Some have found in these passages (§185 onwards) a sceptical argument leading to the paradoxical conclusion that "no course of action could be determined by a rule, because every course of action can be made out to accord with the rule" (§201) i.e. Kripke. - It could be that B interpreted '+2' to mean 'add 2 up to 1000, then add 4 up to 2000, and add 6 up to 3000 and so on'. Is there anything in the rule '+ 2' that rules out this way of interpreting it? A could respond by saying that the correct way to interpret the rule was the way that he (A) meant it. But did A, when giving the rule mean that B should write '1002' after '1000'? - This kind of sceptical concern is examined by Wittgenstein but it isn't clear that what Wittgenstein does is to raise sceptical worries and then proffer a sceptical solution. More likely, I think, is that Wittgenstein wants to expose nonsense and dissolve philosophical problems rather than offer a traditional/Humean solution to them.
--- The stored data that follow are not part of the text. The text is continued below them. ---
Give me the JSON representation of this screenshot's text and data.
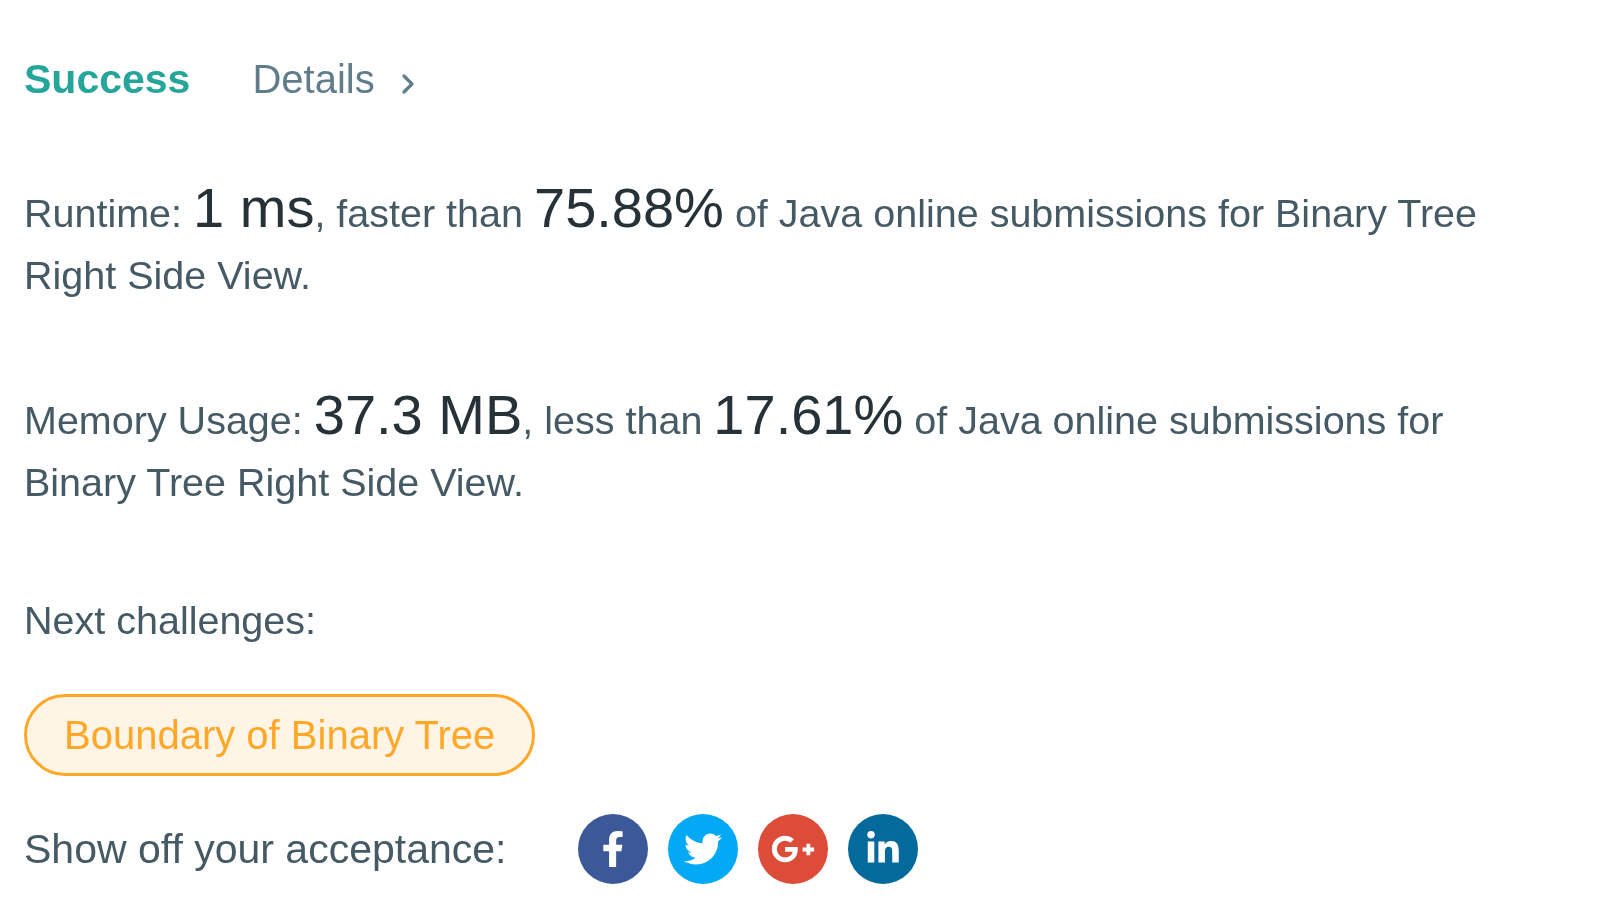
{
  "result": {
    "status": {
      "label": "Success",
      "kind": "success"
    },
    "details_link": {
      "label": "Details"
    }
  },
  "stats": [
    {
      "label": "Runtime:",
      "value": "1 ms",
      "comparison": ", faster than",
      "percent": "75.88%",
      "rest": "of Java online submissions for Binary Tree Right Side View."
    },
    {
      "label": "Memory Usage:",
      "value": "37.3 MB",
      "comparison": ", less than",
      "percent": "17.61%",
      "rest": "of Java online submissions for Binary Tree Right Side View."
    }
  ],
  "next_challenges": {
    "heading": "Next challenges:",
    "items": [
      {
        "title": "Boundary of Binary Tree",
        "color": "#ffa726"
      }
    ]
  },
  "share": {
    "label": "Show off your acceptance:",
    "buttons": [
      {
        "kind": "facebook"
      },
      {
        "kind": "twitter"
      },
      {
        "kind": "google-plus"
      },
      {
        "kind": "linkedin"
      }
    ]
  }
}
Question:  Would this be another way of posing the sceptical problem? -- Given that continuing the series '1002, 1004, 1006, 1008' and '1004, 1008, 1012, 1016' are both possible ways of interpreting '+2' how are we to decide which is the correct way of continuing the series?

Sunday 21 April 2013

§184

Wittgenstein is attacking the reservoir model of the mind found in William James. When you have forgotten a tune and then you are suddenly able to sing it does this mean that the tune was there in your mind in some sense?
- Presumably Wittgenstein wants to deny that the tune is present in the mind in the sense in which water is stored up in a reservoir and can be released at some point.

It certainly wasn't the case that you heard the whole tune in your mind in a flash.
It could be - as in the case of the person who declares 'now I know how to go on' when observing a series being written down - that you think you know the tune but find you don't. - Having a feeling that you know is no guarantee that you do.
Hacker: "The 'presence of the tune to the mind' is not the ground of, and explanation of, the certainty or the exercise of the ability".
§183

'Now I can go on' does not mean the same as 'now the formula has occurred to me'. It may be that the formula occurs to you but you cannot go on or it may be that you can go on but the formula has not occurred to you.